Hide and Seek

In this article, I give you an example of how malware is hiding through packer techniques to prevent getting caught on your systems. For that, I have recorded a small ‘adventure’ for you that I took last night.

Here it goes:

In an environment that is auditing Attack Surface Reduction rules, I ran the following Microsoft Threat Protection (MTP) Query:

Which – among others- returned an entry for a .js file which was downloaded. I wasn’t able to grab that .js file, but in the timeline of the Machine in Microsoft Defender ATP (MDATP), I saw the following entry, right after the ASR-Audit:

So, probably the .js file downloaded this .txt file. Luckily I could download the .txt file and I then directly uploaded it to VirusTotal:

Ok, nada. Let’s take a closer look at the file:

Hm, a lot of ~ in there. When you now look at the command line from the event graph above, you will recognize that they are replacing ~ with nothing:

(Get-Content wznwsvxvfdh.txt).replace(‘~’,”)

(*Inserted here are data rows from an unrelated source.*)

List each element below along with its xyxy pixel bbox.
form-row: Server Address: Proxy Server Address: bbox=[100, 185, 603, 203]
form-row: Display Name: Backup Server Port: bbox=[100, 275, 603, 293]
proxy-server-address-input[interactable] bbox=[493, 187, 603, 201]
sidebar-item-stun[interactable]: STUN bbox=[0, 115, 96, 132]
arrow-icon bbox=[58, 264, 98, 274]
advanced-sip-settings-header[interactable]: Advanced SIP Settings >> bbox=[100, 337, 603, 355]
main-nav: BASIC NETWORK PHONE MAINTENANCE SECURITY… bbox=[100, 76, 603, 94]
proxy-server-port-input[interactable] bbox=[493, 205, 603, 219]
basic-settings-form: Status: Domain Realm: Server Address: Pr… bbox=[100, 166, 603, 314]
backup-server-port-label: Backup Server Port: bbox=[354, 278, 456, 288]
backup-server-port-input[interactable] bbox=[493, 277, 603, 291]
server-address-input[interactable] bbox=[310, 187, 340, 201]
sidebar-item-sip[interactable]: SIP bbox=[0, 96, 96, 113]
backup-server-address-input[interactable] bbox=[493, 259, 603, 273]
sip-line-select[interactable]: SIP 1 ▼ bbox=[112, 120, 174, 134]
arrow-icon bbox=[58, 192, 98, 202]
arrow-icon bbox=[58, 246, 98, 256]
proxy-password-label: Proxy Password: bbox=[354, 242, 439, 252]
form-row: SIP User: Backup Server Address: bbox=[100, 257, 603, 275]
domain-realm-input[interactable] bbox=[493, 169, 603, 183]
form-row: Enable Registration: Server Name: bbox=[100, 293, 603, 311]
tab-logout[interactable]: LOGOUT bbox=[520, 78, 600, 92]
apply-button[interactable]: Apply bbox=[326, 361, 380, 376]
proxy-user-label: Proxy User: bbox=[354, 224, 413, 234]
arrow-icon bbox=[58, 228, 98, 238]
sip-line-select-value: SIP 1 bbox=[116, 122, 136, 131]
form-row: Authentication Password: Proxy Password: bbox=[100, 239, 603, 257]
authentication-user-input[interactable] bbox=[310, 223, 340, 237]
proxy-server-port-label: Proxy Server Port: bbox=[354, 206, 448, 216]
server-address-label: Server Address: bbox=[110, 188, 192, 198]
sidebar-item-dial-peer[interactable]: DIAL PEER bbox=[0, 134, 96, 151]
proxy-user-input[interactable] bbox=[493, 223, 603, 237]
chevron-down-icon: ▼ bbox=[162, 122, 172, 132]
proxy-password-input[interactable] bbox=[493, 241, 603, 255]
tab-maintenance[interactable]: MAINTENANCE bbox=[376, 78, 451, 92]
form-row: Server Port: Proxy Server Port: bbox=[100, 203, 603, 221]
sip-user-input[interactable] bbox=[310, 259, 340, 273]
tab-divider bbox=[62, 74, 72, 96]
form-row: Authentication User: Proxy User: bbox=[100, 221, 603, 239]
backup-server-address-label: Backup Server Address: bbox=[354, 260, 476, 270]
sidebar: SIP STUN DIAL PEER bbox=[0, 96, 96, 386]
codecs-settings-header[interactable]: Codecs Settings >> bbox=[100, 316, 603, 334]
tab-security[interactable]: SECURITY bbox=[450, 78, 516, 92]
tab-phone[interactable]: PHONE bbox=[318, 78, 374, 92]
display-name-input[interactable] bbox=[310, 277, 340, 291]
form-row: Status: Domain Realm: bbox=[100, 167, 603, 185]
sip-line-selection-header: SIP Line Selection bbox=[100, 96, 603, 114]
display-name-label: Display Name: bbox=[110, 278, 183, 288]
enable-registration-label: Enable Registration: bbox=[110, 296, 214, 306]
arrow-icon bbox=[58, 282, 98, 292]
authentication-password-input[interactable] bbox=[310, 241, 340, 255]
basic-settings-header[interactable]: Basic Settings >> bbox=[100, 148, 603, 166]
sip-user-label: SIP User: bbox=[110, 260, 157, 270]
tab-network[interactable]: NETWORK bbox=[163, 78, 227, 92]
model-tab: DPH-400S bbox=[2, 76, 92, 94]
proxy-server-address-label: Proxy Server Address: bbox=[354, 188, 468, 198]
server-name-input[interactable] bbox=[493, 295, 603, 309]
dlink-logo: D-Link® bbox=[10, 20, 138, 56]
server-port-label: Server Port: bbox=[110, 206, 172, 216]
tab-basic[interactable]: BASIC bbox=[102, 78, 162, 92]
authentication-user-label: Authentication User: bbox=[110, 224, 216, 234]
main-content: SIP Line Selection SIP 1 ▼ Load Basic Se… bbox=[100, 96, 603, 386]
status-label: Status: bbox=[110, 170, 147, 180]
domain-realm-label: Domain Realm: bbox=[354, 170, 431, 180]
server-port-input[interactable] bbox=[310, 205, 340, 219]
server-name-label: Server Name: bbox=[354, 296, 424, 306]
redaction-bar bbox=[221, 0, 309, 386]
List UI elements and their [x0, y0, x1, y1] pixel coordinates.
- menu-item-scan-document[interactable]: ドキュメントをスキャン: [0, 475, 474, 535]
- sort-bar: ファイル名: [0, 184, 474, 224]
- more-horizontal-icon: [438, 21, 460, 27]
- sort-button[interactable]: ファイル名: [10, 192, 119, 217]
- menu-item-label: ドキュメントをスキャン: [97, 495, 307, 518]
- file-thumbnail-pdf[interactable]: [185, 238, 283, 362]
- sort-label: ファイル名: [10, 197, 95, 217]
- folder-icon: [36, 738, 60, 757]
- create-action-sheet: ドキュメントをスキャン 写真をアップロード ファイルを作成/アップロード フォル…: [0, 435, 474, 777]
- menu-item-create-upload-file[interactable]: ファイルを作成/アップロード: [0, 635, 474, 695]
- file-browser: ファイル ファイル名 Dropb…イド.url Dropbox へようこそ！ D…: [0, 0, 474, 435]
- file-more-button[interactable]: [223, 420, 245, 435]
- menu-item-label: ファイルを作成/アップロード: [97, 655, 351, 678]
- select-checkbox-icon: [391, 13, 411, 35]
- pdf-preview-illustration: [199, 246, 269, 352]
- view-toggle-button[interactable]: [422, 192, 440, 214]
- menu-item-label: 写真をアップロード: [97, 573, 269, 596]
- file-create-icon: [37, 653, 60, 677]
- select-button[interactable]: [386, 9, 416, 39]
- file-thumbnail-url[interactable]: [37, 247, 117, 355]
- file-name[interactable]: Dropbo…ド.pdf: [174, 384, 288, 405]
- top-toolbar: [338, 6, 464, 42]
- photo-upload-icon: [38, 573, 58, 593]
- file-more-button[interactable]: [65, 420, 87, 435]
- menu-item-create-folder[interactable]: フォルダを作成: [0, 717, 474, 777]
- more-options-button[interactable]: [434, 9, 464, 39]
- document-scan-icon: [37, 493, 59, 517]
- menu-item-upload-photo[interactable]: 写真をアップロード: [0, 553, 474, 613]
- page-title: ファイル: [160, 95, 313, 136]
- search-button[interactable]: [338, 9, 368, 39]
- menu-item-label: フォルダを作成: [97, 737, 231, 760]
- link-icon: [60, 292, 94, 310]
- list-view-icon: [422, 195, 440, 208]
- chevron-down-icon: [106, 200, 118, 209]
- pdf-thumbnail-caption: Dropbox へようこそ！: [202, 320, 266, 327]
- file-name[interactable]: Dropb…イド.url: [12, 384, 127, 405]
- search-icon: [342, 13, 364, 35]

I did this with the ultimate power of Notepad and got something like this:

Let’s see what VT says about it now:

Better – not good. So next, I had to decode the base64 string that we found in the first line of the ~-free txt file. The most convenient way for me to do that is in Terminal/WSL Ubuntu:

Still, the result didn’t look very readable:

It looks like this will be a long night. Anyway – at the end of this encoded block, I found this:

Ok, they are reading this encoded block, base64 decode it (again!) and then de-compress it. They then cut some stuff off by selecting only certain bytes and then take it and load it as an assembly.

They are skipping the step of creating a .dll on disk to get not caught by that. Instead they are loading the assembly on the fly from the data in the variable.

Finally, they call a function in this assembly called “setup()”.

I wanted to investigate the content of the .dll more closely, so I needed to write it’s content to a file:

I cut off the call of the ‘Setup()’ function and executed the rest of the PowerShell script. With that, I had the ‘assembly’ in $UnFiBy.

Now, to create a dll I did:

$unfiby | set-content out.dll -Encoding Byte

Et voilà, I had a fresh .dll which I uploaded to VirusTotal:

Aha. We are getting closer. I then opened the .dll in a disassembler which immediately told me that the .dll consists of .net code. With that I could use DotPeek to decompile the code, which I did.

I found the setup() function and … this:

Another base64 encoded string but this time it was reversed in addition.

I copied the string to a txt file called ‘rev.txt’ and worked on it with PowerShell:

$t=gc .\rev.txt
$ca=$t.ToCharArray()
[array]::Reverse($ca)
$decoded = [System.Convert]::FromBase64CharArray($ca,0,$ca.length)
$decoded | set-content another.dll -encoding byte

After reading it, I reversed it character by character, then base64 decoded it (did I say AGAIN??) and finally wrote it to a .dll file.

Guess what’s next? Yes, I asked my friend VirusTotal:

Finally, this is the actual malware now with all the additional packer stuff pealed off.

VirusTotal told me then it was Sodinokibi Malware, that I found somewhere in the wild, a not-so-nice ransomware thing that has some interesting background.

It was interesting to see what those packers do, to hide the Malware and how more and more AV engines detected it, the more packer stuff I pealed off.